FOCUS
Tremaine’s ultimate goal is to reduce mental health disparities among African American men through empowering churches and faith-based organizations to become more involved in public health practice. He brings African American men into closer proximity to public mental health research by utilizing churches and faith-based organizations as formulators of data and locations where interventions can take place. African American men experience the worst mental health outcomes of all racial/gender groups. Religious institutions have historically stood as trusted bastions of support in African American communities and can help improve the mental health of African American men. Through employing research methods that examine how religious institutions, religiosity, and spirituality regulate mental health, Tremaine hopes to influence policy and help African American men improve their health and wellness, live a self-directed life, and develop the tools to achieve their full potential.
MORE ABOUT TREMAINE
Tremaine is both a minister and public health scholar. He earned his MDiv from Vanderbilt University in 2019 and has combined the knowledge he gathered while working in the parish with his growing public health expertise to examine variables that have been overlooked in health policy research.

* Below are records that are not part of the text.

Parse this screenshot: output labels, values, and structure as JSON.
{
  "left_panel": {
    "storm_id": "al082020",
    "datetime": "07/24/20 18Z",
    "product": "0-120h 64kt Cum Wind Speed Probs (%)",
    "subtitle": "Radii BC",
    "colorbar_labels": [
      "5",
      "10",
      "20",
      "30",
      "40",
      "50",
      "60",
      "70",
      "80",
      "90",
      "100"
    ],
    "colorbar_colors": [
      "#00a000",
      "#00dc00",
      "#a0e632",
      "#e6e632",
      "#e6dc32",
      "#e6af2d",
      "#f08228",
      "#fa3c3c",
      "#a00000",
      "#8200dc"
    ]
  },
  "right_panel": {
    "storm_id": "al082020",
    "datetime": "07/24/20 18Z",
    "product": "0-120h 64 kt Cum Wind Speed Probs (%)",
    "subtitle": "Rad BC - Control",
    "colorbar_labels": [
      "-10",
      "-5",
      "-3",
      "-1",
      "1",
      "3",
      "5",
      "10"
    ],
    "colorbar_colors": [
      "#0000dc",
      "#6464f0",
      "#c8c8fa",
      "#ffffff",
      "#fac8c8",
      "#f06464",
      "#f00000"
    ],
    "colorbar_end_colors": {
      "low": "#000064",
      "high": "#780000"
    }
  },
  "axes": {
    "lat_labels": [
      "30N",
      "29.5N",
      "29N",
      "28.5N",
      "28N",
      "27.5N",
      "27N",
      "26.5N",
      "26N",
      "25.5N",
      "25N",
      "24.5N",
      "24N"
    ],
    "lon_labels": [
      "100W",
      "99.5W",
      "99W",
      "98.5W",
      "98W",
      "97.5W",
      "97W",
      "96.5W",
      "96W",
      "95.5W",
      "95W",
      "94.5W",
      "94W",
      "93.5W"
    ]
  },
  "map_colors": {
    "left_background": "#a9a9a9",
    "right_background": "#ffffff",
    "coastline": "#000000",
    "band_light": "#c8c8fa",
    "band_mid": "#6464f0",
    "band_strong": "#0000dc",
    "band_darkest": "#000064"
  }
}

DISSERTATION GRANT AWARDEE — SPRING 2025
Lived experience of homeless Black men at risk of poor mental health in Columbia, SC: Perspectives of homeless black men and social service providers
Tremaine conducts semi-structured interviews using thematic analysis to explore the structural-level factors (e.g., educational inequities and mass incarceration) that contribute to homelessness among African American men at risk for poor mental health and how these individuals navigate their search for basic needs such as food, shelter, and clothing. He also compares services provided by religious, nonreligious, and governmental social service organizations, noting confluences, differences, gaps, and opportunities for collaboration to address the needs of African American men who are unhoused and at risk for developing a mental illness. The findings from this study may be used to inform culturally appropriate and religiously tailored interventions for African American men who are unhoused.